Depuis toujours, il fait place aux absents. C’est en termes théâtraux que Lucia Calamaro (triple lauréate en Italie du prestigieux prix UBU) pose la question de La Vita ferma : celle de ces individus que sont les morts, celle de “leur façon d’exister en nous et en dehors de nous”.

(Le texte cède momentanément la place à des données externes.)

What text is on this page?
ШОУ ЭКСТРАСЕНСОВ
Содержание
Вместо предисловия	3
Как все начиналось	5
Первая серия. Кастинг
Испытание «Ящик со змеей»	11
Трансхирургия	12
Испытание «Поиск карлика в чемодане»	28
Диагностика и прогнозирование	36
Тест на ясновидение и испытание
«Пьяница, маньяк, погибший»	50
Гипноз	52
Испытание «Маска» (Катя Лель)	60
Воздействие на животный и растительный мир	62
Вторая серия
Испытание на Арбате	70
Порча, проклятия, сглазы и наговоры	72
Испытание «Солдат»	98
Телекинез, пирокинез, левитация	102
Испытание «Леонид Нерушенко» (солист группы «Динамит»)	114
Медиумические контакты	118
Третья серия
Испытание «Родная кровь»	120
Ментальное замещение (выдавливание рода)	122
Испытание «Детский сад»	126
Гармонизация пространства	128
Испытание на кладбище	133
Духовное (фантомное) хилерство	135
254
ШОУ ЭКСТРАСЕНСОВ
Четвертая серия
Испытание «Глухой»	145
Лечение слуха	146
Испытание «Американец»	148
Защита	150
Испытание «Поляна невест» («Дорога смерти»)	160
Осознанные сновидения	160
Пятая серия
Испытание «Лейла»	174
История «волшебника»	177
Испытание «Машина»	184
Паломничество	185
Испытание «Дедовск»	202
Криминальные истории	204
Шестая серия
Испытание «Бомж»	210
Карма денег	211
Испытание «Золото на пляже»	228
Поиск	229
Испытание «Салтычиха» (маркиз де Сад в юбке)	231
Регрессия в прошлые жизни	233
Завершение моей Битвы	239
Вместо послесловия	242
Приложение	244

Calamaro porte sa quête en scène par le biais d’un récit d’apparence toute simple, mettant en avant un couple, Simona et Riccardo, et Alice, leur fille. Leurs tranches de vie, saisies dans un temps qui tantôt se précipite tantôt se fige, alimentent sans pathos une réflexion sur les liens entre douleur et souvenir, autour de la mort de Simona et de sa présence persistante (voire insistante !) au-delà de sa disparition. Mais chez Calamaro, la gravité des “drames de la pensée” n’exclut pas un humour certain, nourri de ressassements obsessionnels et d’intelligence ironique.

Sur le plateau d’un blanc éclatant, les couleurs vives des costumes et des meubles sont autant d’indices vitaux de résistance. Les trois acteurs s’interpellent, s’agrippent allègrement avec une tendresse et un appétit de jeu contredisant les signes extérieurs du deuil. Un hommage éloquent à l’amour de la mémoire, à la mémoire de l’amour.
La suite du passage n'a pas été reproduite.